Strip away the politics and the compute spend, and the question underneath all of it is simple: who controls your data, your decision logic, and the thing that makes you different from your nearest competitor.
That question doesn't stay contained to governments and the Fortune 500. Every business handling AI faces it, whether or not anyone's told them yet.
Karp's manifesto has nine points, we'd add a tenth
This isn't a new argument for Decidr. We've been making a version of it since before Karp posted his first point, and we've used a different name for the same mechanism: intelligence renting.
Businesses are giving away estimated trillions in company knowledge. "Australian companies using multiple AI tools are helping the hyperscalers get really good at learning each part of their business," Decidr Co-CEO David Brudenell said. “Once it's gone, it's gone.”
"If Big US Tech follows their traditional business model, they will eventually learn Australian business so well they will create products out of it and sell it back to us, as they have done with SME products."
"We should learn from the dominance of Meta, Google and others," Brudenell said.

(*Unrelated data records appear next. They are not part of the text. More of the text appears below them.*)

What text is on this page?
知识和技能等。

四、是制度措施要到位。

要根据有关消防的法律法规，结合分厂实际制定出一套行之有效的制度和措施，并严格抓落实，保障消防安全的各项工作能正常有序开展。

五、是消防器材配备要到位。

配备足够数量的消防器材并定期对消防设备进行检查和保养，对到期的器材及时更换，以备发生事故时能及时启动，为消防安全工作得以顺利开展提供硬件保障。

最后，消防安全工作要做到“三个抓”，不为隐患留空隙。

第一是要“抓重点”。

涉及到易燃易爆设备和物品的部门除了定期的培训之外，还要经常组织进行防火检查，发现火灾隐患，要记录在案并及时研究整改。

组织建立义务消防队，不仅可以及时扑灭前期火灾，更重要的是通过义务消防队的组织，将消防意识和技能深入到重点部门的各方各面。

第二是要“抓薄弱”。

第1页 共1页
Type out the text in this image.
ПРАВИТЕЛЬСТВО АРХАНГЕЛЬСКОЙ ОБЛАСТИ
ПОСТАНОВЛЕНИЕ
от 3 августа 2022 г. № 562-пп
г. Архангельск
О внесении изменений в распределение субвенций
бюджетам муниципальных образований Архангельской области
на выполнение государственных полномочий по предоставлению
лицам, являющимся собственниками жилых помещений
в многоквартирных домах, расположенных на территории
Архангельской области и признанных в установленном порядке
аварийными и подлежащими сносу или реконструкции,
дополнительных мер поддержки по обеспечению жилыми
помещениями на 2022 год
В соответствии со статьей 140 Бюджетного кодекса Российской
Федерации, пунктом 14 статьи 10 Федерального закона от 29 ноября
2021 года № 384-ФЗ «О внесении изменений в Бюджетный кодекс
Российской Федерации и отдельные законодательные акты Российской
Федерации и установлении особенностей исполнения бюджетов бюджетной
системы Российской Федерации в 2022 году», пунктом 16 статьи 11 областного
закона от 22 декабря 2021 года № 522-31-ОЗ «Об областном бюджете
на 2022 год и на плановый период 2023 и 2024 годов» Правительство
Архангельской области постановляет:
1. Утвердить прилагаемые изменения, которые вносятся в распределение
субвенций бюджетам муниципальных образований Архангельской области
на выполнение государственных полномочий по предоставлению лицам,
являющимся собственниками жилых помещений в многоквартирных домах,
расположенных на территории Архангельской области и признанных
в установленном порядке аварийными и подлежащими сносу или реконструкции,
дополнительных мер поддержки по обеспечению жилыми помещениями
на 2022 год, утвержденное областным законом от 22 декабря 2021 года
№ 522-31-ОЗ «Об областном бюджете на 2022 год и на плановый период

Karp's manifesto calls this the transfer of alpha. Brudenell calls it the great knowledge heist. Different vocabulary, same mechanism, and the same warning: sovereignty lost to a platform in one era gets sold back to you as a product in the next.
Where we've pushed further than Karp is on who else is exposed. It isn't only SMEs handing knowledge to a model they don't control.
Large corporates using external management consultancies face the same problem at one remove: "You currently have no control over the AI model they are plugging your company knowledge into, and you don't know that you are renting your intelligence to a global AI multinational who will learn it to no benefit to you."
How Decidr handles sovereignty
Saying this is one thing. Building for it is another, so here's where it shows up in our own product and our own capital allocation.
DecidrOS allows businesses to bring their own model, but runs it inside a boundary, on infrastructure the business itself controls, which keeps learning their business rather than everyone else's. The company owns the model, the learning, and the data unique to it. That's the difference between using AI and renting it.
There's a practical dividend to owning the model rather than renting it too: it's more efficient, not just more sovereign. A model built to run one business needs fewer tokens to get a useful result than one built to run every business on earth.
Karp's manifesto is an argument. We think the argument is right. We'd add one line to his nine: sovereignty isn't just something governments, armies and big businesses need to get right.
It's something the accountant with 40 staff needs too, and right now, almost nobody is building it for them.